Now, 28% is hardly a majority—and it pales in comparison to the number of individuals who contribute directly to an IRA who leave those balances sitting in cash. Still, the WSJ manages to find a situation where a couple who rolled over $400,000 into an IRA, and then “couldn’t figure out why they weren’t earning any money when the stock market was showing high returns.”
What seems a more common occurrence was another individual who had her $3,200 account automatically cashed out to an IRA—she was apparently unaware of the account until she got a statement from the IRA—and was dismayed to discover it was “not even in a high–yield money-market fund.”
Vanguard’s analysis is leading it to recommend a QDIA for IRAs (a cynic might wonder if the latter is leading to the former). The paper claims that such a sanctioned device would—for investors under age 55, anyway—relative to staying in cash—provide, on average, an increase of at least $130,000 in retirement wealth at age 65—$172 billion in long-term benefits to all rollover investors in retirement each year.

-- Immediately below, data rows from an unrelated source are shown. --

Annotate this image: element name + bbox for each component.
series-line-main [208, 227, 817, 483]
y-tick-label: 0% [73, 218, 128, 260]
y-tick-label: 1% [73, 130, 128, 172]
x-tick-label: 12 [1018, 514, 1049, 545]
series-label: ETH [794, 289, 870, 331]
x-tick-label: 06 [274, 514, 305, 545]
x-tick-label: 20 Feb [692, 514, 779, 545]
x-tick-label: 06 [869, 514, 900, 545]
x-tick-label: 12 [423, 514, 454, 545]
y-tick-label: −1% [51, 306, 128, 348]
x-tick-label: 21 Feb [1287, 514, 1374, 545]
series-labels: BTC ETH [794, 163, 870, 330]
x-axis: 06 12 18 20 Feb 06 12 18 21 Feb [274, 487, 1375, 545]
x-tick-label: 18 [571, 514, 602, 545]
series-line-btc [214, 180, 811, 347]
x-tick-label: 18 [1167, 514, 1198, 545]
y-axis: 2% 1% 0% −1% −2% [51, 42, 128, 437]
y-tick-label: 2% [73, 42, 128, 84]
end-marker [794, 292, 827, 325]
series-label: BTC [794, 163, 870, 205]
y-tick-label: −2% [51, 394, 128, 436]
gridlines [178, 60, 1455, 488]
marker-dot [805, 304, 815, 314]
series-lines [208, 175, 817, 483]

Let’s face it—while target-date funds were long gaining traction as a 401(k) investment, they really took off after the Pension Protection Act of 2006 provided structure and a safe harbor for their implementation as a default investment. Similarly, the Vanguard recommendation notes that “implementing an IRA QDIA today may involve offering IRA providers safe-harbor relief from fiduciary liability and permitting transactions that are at risk of being deemed ‘self-dealing’ and thus prohibited. Accordingly, it would be important to ensure that appropriate oversight and protections are in place to prevent investors from being exposed to high-cost default investment products.”
Indeed.
Because if there’s anything worse than the mistake of not investing your rollover—it’s not rolling it over in the first place.
[i] On the other hand, Vanguard comments that twice as many—55%—of direct contribution investors left those monies in cash.
[ii] Across all rollovers, the median time between rollover and investing was actually nine months, with 28% of rollovers that transferred in cash remaining uninvested for at least seven years.